Big Brother concerns
Expect much of the debate at UC Berkeley to focus on privacy. Public libraries have long been considered anonymous places, where patrons can pursue their interests free from concerns about their browsing being tracked. The Internet, of course, is pretty much the complete opposite environment.

"Is Google going to provide the same kinds of guarantees that users expect, the ability to access books with relative anonymity? The legal document is silent on these concerns," said Michael Zimmer, a professor with the University of Wisconsin at Milwaukee. "I know the people at Google. I trust them, they are good people, but these are serious things."

Tom Leonard, university librarian at UC Berkeley, agrees. "We want users who use public libraries to feel very comfortable that their identifies will be protected," he said.

Google has a practice of executing innovative ideas far before the implications are visible. But Leonard also sees the upside to the settlement, assuming all the concerns can be addressed.

"We're pretty excited about the fact that the world has changed, and that we can give access the way readers want it," he said. "They want to make full-text searches of everything we have in the libraries."

Universities do have an alternative in the HathiTrust, a digital library project that counts UC Berkeley and the University of Michigan--also a close partner of Google's--among its partners.
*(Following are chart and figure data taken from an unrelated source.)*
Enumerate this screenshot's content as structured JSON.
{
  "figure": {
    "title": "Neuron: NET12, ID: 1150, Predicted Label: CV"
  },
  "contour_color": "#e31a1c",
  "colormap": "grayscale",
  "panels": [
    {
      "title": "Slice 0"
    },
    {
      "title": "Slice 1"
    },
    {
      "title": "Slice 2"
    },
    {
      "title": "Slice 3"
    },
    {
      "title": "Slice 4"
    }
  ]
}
That service lacks the scope of what Google is potentially entitled to scan, but it curates the material in a fashion that's better suited to the needs of the academic community.
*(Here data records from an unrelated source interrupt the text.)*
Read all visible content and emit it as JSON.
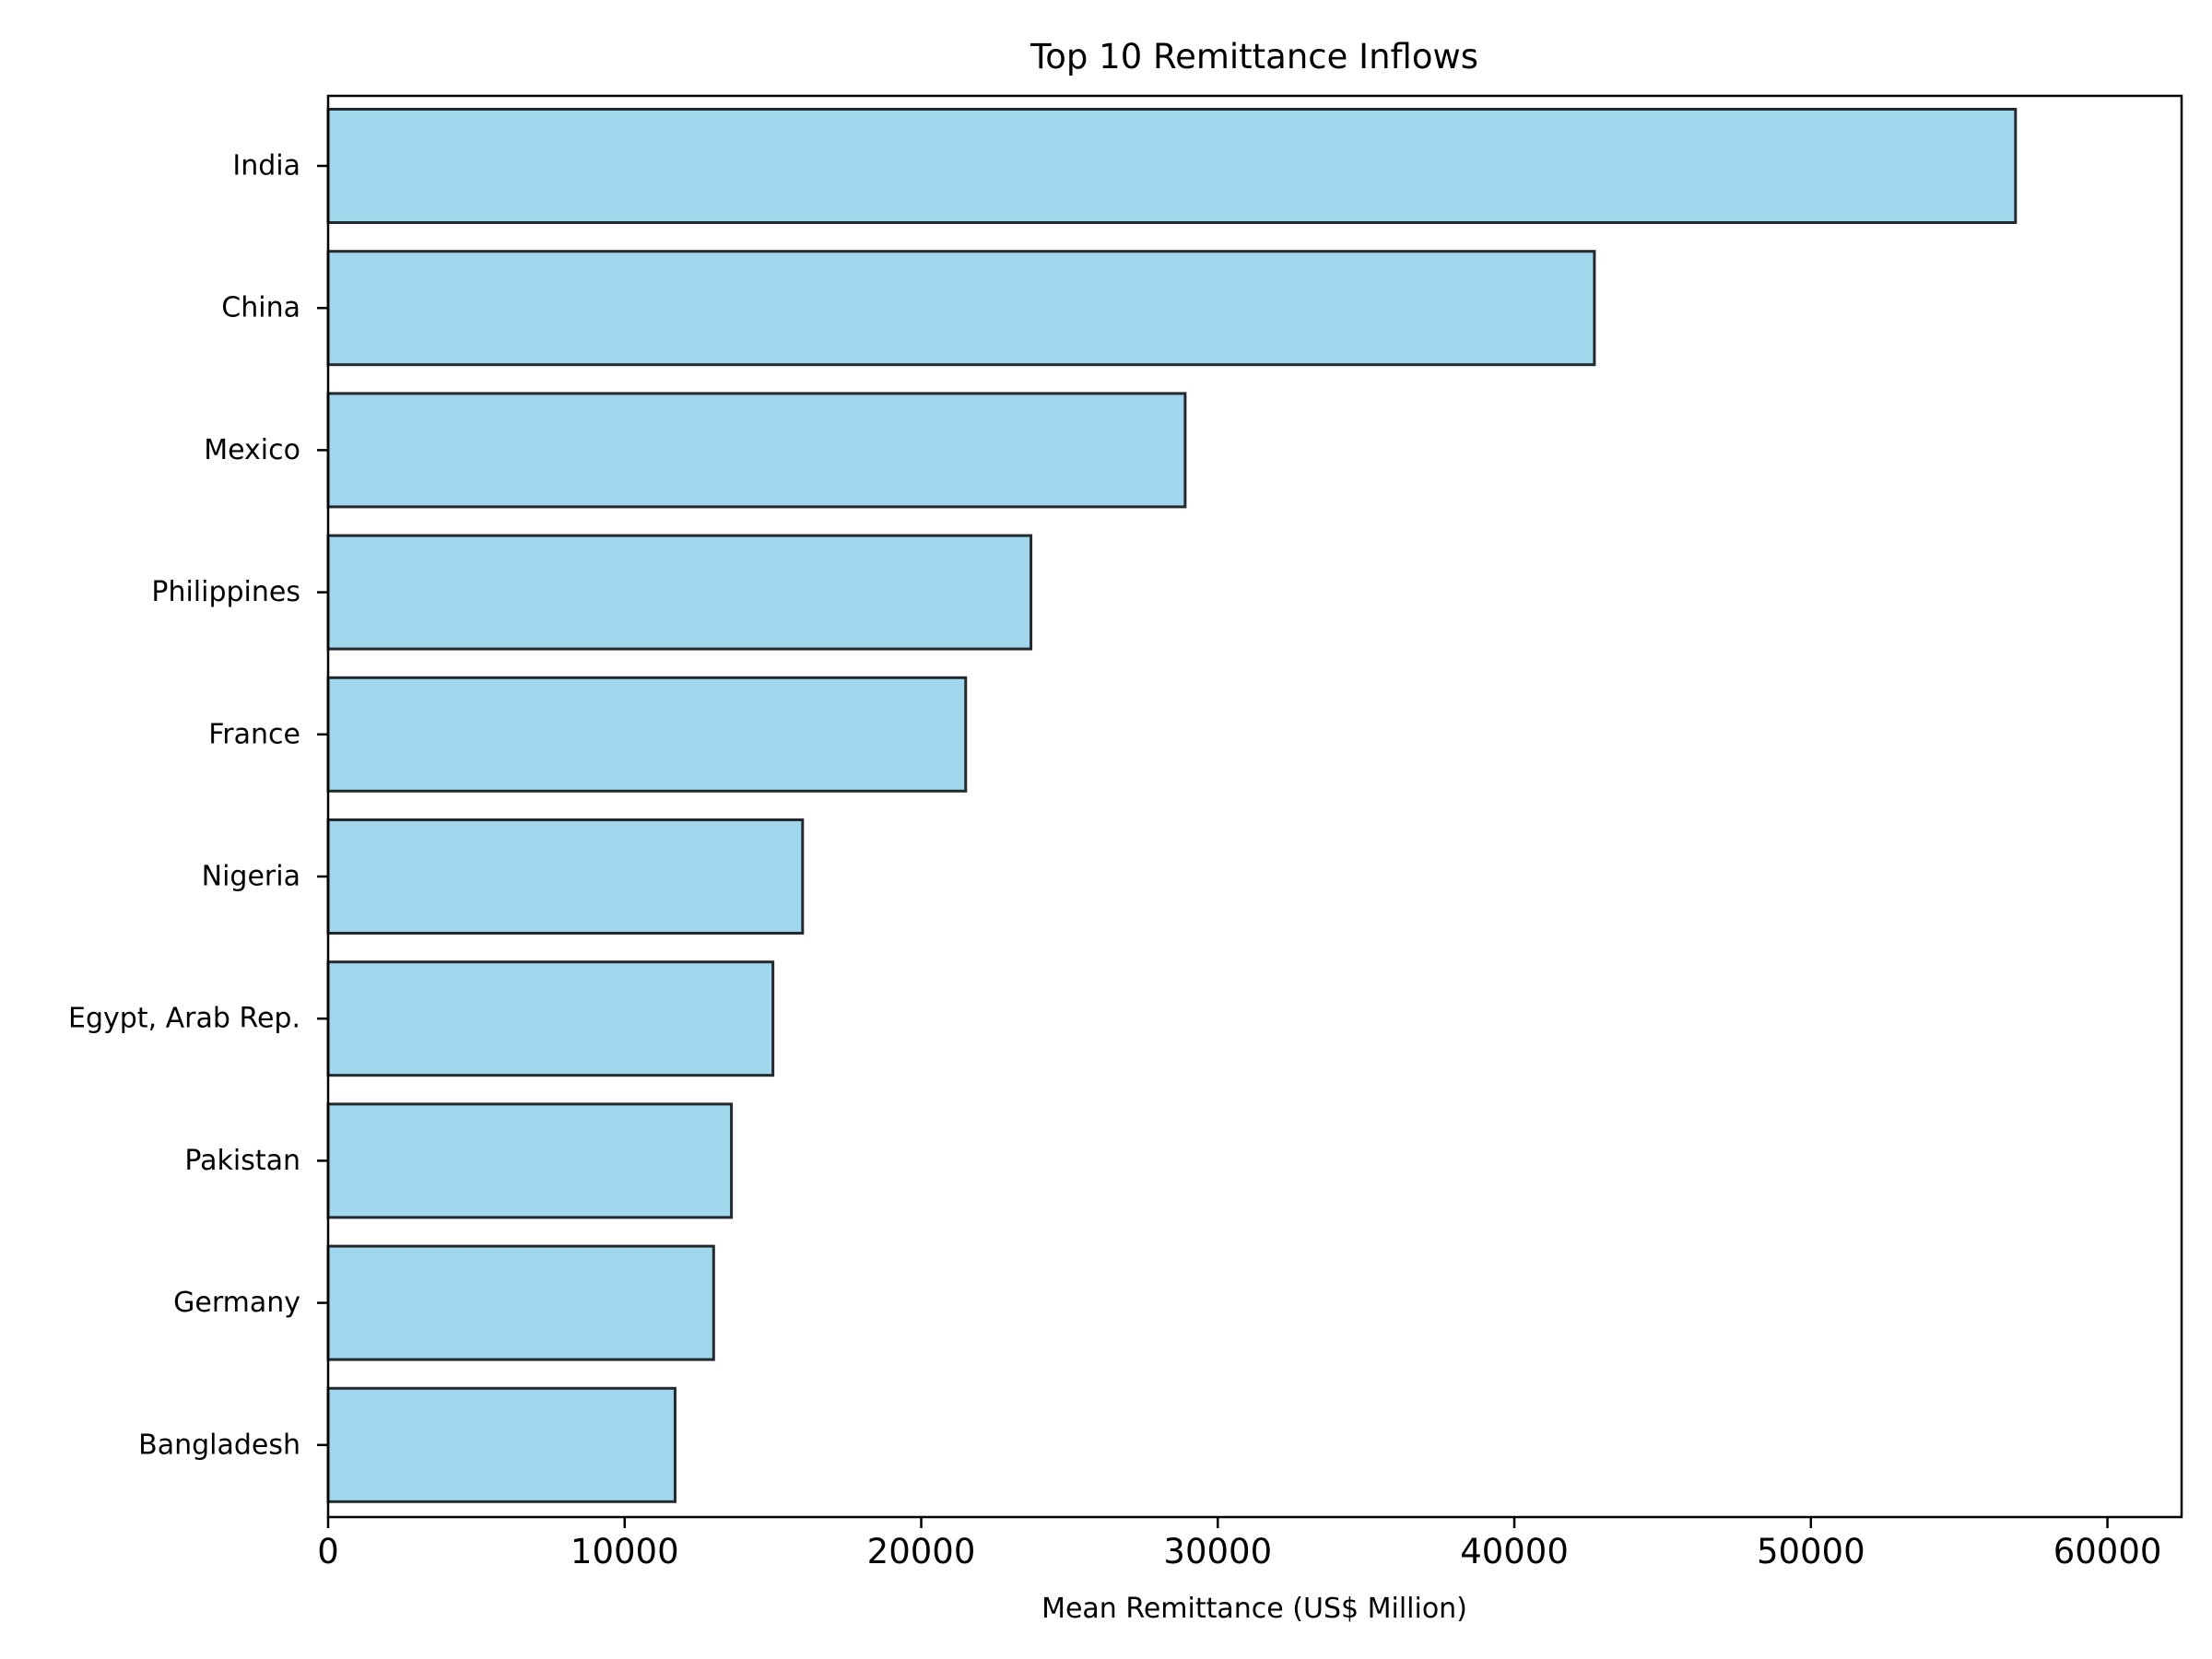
{
  "chart_data": {
    "type": "bar",
    "orientation": "horizontal",
    "title": "Top 10 Remittance Inflows",
    "xlabel": "Mean Remittance (US$ Million)",
    "ylabel": "",
    "categories": [
      "India",
      "China",
      "Mexico",
      "Philippines",
      "France",
      "Nigeria",
      "Egypt, Arab Rep.",
      "Pakistan",
      "Germany",
      "Bangladesh "
    ],
    "values": [
      56900,
      42700,
      28900,
      23700,
      21500,
      16000,
      15000,
      13600,
      13000,
      11700
    ],
    "xlim": [
      0,
      62500
    ],
    "xticks": [
      0,
      10000,
      20000,
      30000,
      40000,
      50000,
      60000
    ],
    "xtick_labels": [
      "0",
      "10000",
      "20000",
      "30000",
      "40000",
      "50000",
      "60000"
    ],
    "grid": false,
    "colors": {
      "bar_fill": "#a1d7ed",
      "bar_edge": "#23292e",
      "axis": "#000000"
    }
  }
}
That's good, because at the moment, Google Book Search is almost laughably unusable for serious research, UC Berkeley's Nunberg said. For example, he pointed out that the Charles Dickens classic "A Tale of Two Cities" is listed in Google Book Search as having been published in 1800; Dickens was born in 1812.

There are still a few kinks in the data attached to Google Book Search. Screenshot by Tom Krazit/CNET

Nunberg plans to speak out on the quality issues with Google Book Search, although he readily concedes that the product was not designed for the needs of academics and scholars. But that only underscores the point: if Google Book Search is the only way to obtain a digital copy of a book 100 years into the future, scholars will have to depend on it for research, he said.
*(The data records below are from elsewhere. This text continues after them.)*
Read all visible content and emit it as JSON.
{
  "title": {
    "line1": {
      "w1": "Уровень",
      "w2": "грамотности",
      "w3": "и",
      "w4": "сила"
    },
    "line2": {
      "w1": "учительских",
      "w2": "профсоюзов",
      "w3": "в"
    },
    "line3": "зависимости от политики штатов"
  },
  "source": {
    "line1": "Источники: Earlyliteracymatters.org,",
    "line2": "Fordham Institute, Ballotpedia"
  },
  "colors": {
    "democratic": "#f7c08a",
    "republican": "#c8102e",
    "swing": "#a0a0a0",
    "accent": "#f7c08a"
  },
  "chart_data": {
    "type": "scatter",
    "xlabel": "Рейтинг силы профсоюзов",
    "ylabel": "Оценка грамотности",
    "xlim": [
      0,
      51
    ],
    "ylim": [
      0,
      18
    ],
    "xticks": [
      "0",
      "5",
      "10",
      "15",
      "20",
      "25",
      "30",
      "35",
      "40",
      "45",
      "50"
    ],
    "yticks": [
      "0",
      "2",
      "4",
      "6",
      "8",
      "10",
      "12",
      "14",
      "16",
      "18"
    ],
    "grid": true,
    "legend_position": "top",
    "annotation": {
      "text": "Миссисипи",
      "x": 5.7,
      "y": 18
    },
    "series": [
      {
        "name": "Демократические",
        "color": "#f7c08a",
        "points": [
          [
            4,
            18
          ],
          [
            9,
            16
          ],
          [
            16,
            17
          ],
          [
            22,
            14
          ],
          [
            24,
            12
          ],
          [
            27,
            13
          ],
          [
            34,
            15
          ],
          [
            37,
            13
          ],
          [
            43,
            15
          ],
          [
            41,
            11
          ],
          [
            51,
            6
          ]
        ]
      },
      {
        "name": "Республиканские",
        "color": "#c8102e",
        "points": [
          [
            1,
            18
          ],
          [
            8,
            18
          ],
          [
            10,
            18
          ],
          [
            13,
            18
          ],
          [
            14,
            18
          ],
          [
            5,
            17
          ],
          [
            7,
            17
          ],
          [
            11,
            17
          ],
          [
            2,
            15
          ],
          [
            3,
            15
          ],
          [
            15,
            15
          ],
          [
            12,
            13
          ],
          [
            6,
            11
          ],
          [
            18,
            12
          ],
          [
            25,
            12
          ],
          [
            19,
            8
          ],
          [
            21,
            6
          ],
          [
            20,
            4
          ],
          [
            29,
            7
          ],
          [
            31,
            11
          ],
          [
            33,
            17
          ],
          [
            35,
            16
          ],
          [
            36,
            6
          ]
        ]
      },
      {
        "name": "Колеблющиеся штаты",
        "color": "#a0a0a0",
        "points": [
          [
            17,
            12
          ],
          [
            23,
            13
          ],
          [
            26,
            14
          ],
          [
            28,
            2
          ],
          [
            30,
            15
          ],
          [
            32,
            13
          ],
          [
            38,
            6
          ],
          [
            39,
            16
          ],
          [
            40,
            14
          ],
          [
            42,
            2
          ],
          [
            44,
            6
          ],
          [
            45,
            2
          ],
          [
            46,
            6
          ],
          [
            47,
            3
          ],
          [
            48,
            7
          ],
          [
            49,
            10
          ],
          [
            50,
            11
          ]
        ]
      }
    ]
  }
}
So what comes next? Friday, September 4, is the deadline for authors to decide if they wish to opt out of the settlement. It's also the deadline for interested parties to submit their comments regarding the settlement to the U.S. District Court for the Southern District of New York, which is overseeing the process.

There are definitely groups like the Open Book Alliance, who will be represented by Peter Brantley of Internet Archive on Friday, which would prefer to scrap the settlement and start over. "Google has a practice of executing innovative ideas far before the implications are visible," said Colin Evans, a "data wizard" at Metaweb and panelist on Friday.

However, it sounds like most of those in attendance are willing to give Google a shot as the digital librarian of the future so long as they adhere to the rules of the club.

"There's a lot of questions about how they will balance (their) mandate as a for-profit corporation and their mission to provide universal access to information," Maycock said. If it really wants to make the controversy over this settlement go away, Google needs to embrace "the ethical framework that libraries operate under," she said.